The story goes on. The booster rocket for the Saturn missile had to be taken across the United States by rail so it was designed to fit the horse’s ass standard.
Maxim of the Week for July 10, 2006
Posted by Simon
Whoever fights monsters should see to it that in the process he does not become a monster.
Nietzsche
Maxim of the Week for July 3, 2006
Posted by Simon
A person who chases two rabbits catches neither.
Louis L’Amour, Author
Nutellium
Posted by Simon
Deep in the earth, north of the Chocolate mines of Perugia and under the hazelnut forests of Umbria an amazing phenomenon occurs. The volcanic heat melts a seam of the chocolate; forces beyond our grasp press it upward through the deep roots of the hazelnut forest. The chocolate is forced onward perhaps through natural fissures, perhaps through channels created long ago by the Romans, the Etruscans or the gods themselves. No one knows. Finally high above Gubbio at a secret place known only to a few the substance now known as Nutella rises to the surface.
High above Gubbio in Umbria
It seeps slowly out of seemingly solid rocks. It is so pure that it needs no processing. It is gathered and placed in jars (or in those handy single serving packages) and shipped throughout the world. A food so sweet that honey bees stay away from it, so smooth that it spreads evenly anywhere and so supernatural that it never requires refrigeration.
The spring, now called Nutella, was first discovered by the Roman General Sweetius in 45AD and named “Fons Nutellium Sweetius.” Which translates as the spring of nutty stuff discovered by Sweetius. There is evidence, sticky pottery chards etc, that the Nutellium was sold in Rome and as far away as Pompeii.

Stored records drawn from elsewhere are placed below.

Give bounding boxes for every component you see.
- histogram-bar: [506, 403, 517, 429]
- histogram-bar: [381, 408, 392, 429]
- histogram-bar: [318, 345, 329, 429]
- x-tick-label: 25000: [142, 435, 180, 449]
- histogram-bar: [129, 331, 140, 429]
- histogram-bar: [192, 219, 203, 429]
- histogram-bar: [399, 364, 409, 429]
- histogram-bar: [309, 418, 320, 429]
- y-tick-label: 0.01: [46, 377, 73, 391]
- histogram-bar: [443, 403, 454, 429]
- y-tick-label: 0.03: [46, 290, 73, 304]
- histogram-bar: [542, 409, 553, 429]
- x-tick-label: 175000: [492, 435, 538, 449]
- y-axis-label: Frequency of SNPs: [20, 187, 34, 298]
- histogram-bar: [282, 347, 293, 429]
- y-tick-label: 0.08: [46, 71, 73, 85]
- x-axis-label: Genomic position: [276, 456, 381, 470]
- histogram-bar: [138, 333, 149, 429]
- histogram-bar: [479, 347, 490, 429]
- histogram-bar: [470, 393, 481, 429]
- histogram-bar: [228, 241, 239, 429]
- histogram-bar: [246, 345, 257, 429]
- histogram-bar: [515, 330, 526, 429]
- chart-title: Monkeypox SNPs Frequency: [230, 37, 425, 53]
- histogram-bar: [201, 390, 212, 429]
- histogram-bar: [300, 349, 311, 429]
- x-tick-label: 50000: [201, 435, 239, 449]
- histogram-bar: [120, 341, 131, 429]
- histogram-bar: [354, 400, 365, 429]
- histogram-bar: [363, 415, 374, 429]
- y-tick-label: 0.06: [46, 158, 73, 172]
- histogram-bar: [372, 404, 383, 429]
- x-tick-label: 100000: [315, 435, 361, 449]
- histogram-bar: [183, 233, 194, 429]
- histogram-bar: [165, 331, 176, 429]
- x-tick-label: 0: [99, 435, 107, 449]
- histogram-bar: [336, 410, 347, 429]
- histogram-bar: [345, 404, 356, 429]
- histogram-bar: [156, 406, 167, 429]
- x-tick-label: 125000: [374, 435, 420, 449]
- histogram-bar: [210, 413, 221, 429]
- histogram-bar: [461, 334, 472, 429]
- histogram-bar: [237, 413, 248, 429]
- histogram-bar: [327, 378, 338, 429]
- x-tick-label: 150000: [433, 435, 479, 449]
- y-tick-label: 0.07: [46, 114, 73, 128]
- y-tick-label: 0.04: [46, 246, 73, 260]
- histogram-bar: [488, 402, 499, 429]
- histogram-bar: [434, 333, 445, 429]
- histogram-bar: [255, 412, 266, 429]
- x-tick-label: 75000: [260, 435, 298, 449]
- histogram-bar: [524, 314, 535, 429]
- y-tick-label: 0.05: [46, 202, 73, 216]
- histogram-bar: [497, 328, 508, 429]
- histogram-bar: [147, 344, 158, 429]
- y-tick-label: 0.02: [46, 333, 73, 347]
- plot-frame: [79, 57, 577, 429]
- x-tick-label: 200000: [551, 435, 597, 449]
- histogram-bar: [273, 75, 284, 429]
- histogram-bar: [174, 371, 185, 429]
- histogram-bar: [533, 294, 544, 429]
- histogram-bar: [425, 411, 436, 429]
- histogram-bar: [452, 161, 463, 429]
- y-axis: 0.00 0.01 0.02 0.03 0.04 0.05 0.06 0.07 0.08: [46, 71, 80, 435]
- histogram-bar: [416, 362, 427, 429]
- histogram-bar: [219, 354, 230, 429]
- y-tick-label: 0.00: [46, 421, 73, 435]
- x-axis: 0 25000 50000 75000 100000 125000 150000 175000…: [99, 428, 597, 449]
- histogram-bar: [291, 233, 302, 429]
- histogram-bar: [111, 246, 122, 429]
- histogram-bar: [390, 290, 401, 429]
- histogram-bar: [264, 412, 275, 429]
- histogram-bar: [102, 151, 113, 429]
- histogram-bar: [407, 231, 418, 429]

Knowledge of the spring was lost in 450AD when the Vandals sacked Rome. It was not rediscovered permanently until the 20th century although there are some stains that might be chocolate on the page that Michelangelo wrote about a substance from Umbria that is “sweeter than honey”. In 1945 a young American soldier of Italian descent, Claude Cavoli, was patrolling the hills above Gubbio when he slipped on a seep of a brown substance. Suspecting the worst he sniffed his finger and was pleasantly surprised. He returned to the spring a few days later and discovered the ancient Roman inscription on a stone in a pile of rubble nearby: “Nutellium.”
Roman inscription discovered at the spring.
The rest, of course, is common knowledge. Within a few years the Italian national flavor was reintroduced to the world and the world is a sweeter place.